The Cantonese congregation hall was founded in 1786. Like most of the halls, there is a central courtyard with a meeting area near the front entrance and a alter at the back.
The beauty of many of these halls is the details you can find here and there. Dragons abound, such as the one at right decorated with ceramic tiles and set in an ocean of its own. The Chinese who built these halls were seafaring traders, so they were very keen on appeasing the gods of the waters.
One of the larger halls is the one originally built by the Fujian congregation. There is a very large forecourt, which is modern, backed by the temple. Inside are many murals and statues depicting deities and figures from Fujian history.
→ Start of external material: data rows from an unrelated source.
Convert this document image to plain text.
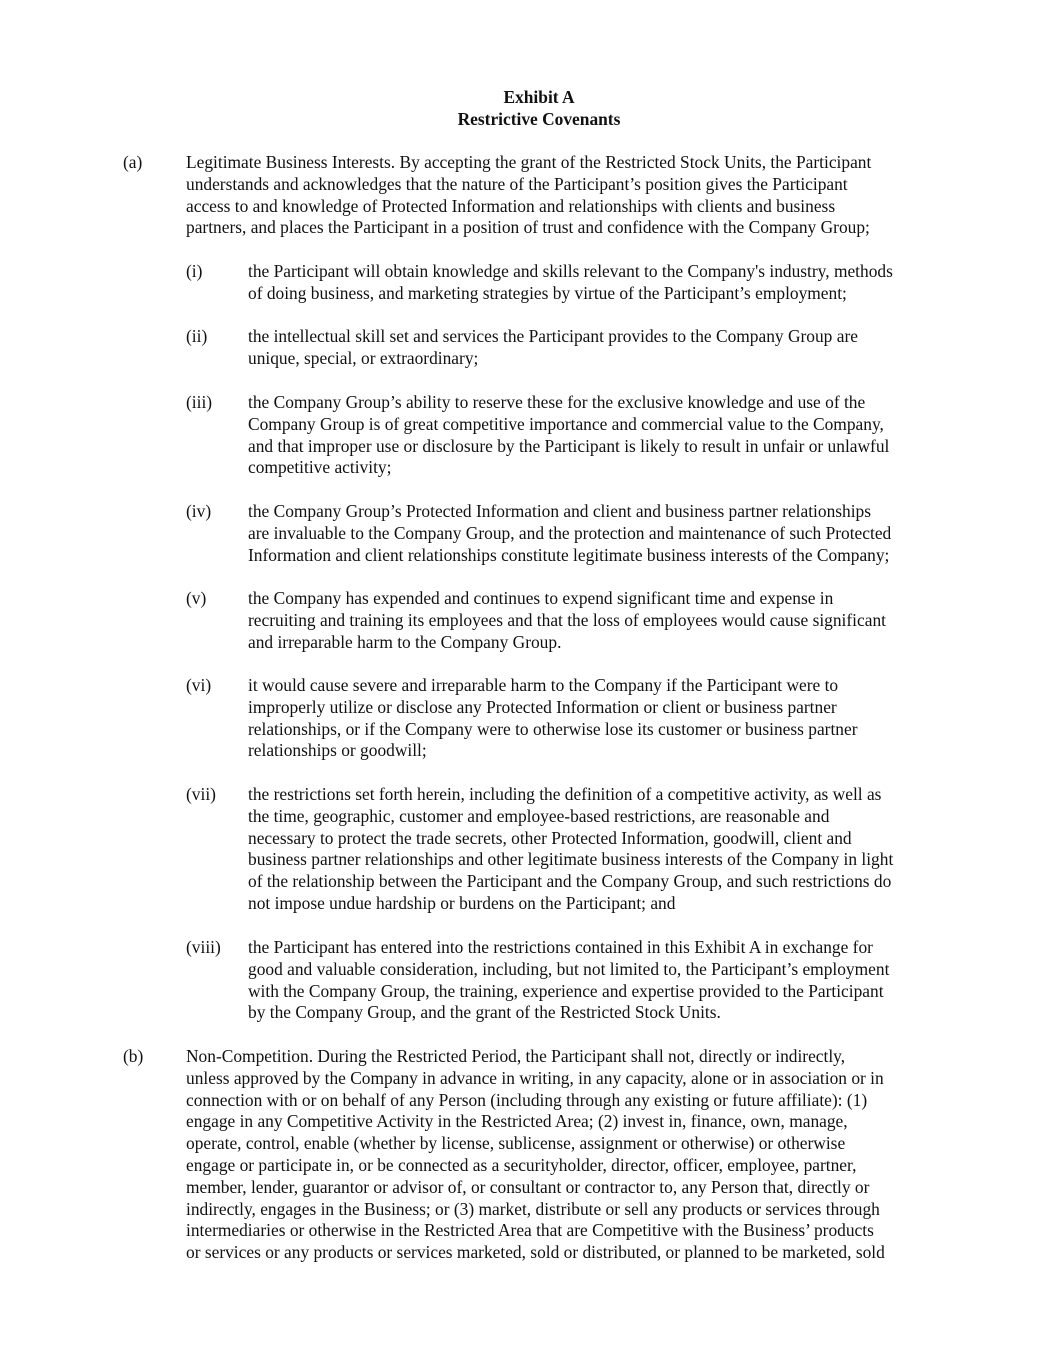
Exhibit A
Restrictive Covenants
(a)	Legitimate Business Interests. By accepting the grant of the Restricted Stock Units, the Participant
understands and acknowledges that the nature of the Participant’s position gives the Participant
access to and knowledge of Protected Information and relationships with clients and business
partners, and places the Participant in a position of trust and confidence with the Company Group;
(i)	the Participant will obtain knowledge and skills relevant to the Company's industry, methods
of doing business, and marketing strategies by virtue of the Participant’s employment;
(ii) the intellectual skill set and services the Participant provides to the Company Group are
unique, special, or extraordinary;
(iii) the Company Group’s ability to reserve these for the exclusive knowledge and use of the
Company Group is of great competitive importance and commercial value to the Company,
and that improper use or disclosure by the Participant is likely to result in unfair or unlawful
competitive activity;
(iv) the Company Group’s Protected Information and client and business partner relationships
are invaluable to the Company Group, and the protection and maintenance of such Protected
Information and client relationships constitute legitimate business interests of the Company;
(v) the Company has expended and continues to expend significant time and expense in
recruiting and training its employees and that the loss of employees would cause significant
and irreparable harm to the Company Group.
(vi) it would cause severe and irreparable harm to the Company if the Participant were to
improperly utilize or disclose any Protected Information or client or business partner
relationships, or if the Company were to otherwise lose its customer or business partner
relationships or goodwill;
(vii) the restrictions set forth herein, including the definition of a competitive activity, as well as
the time, geographic, customer and employee-based restrictions, are reasonable and
necessary to protect the trade secrets, other Protected Information, goodwill, client and
business partner relationships and other legitimate business interests of the Company in light
of the relationship between the Participant and the Company Group, and such restrictions do
not impose undue hardship or burdens on the Participant; and
(viii) the Participant has entered into the restrictions contained in this Exhibit A in exchange for
good and valuable consideration, including, but not limited to, the Participant’s employment
with the Company Group, the training, experience and expertise provided to the Participant
by the Company Group, and the grant of the Restricted Stock Units.
(b) Non-Competition. During the Restricted Period, the Participant shall not, directly or indirectly,
unless approved by the Company in advance in writing, in any capacity, alone or in association or in
connection with or on behalf of any Person (including through any existing or future affiliate): (1)
engage in any Competitive Activity in the Restricted Area; (2) invest in, finance, own, manage,
operate, control, enable (whether by license, sublicense, assignment or otherwise) or otherwise
engage or participate in, or be connected as a securityholder, director, officer, employee, partner,
member, lender, guarantor or advisor of, or consultant or contractor to, any Person that, directly or
indirectly, engages in the Business; or (3) market, distribute or sell any products or services through
intermediaries or otherwise in the Restricted Area that are Competitive with the Business’ products
or services or any products or services marketed, sold or distributed, or planned to be marketed, sold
In a quiet side room of all the community buildings, you'll find small chapels to deceased community leaders, such as the one at right. Red tablets with gold lettering placed on the alters are miniature versions of the big stone steles the Nguyen emperors erected in their tombs.
A bit apart from the central area is the Chaozhou hall, also called the Trieu Chau or Teochiu - the same ethnic group to which many of Thailand's Chinese belong. This hall is a bit less impressive than the others, but still has some nice details. Although the exterior is a bit plain, inside you will find some fine wood carving and rich textures.
In addition to the dragons shown above, another common site in the assembly halls are the "miniature mountains." Craggy stones are set in tubs or pools, with small plants and bonsai trees growing on them. There's usually a mythical figurine or two as well. On one, which had a model of the great wall, I even found a lizard had taken up residence, or maybe I just stumbled on the set of a low budget monster movie.
In front of all temples, as well as many other buildings, you will find stone statues of the ferocious "lion dogs" guarding the gates. I was lucky to come across a real live example of these vicious beasts in one of the Chinese temples. Careful, he looks about to pounce!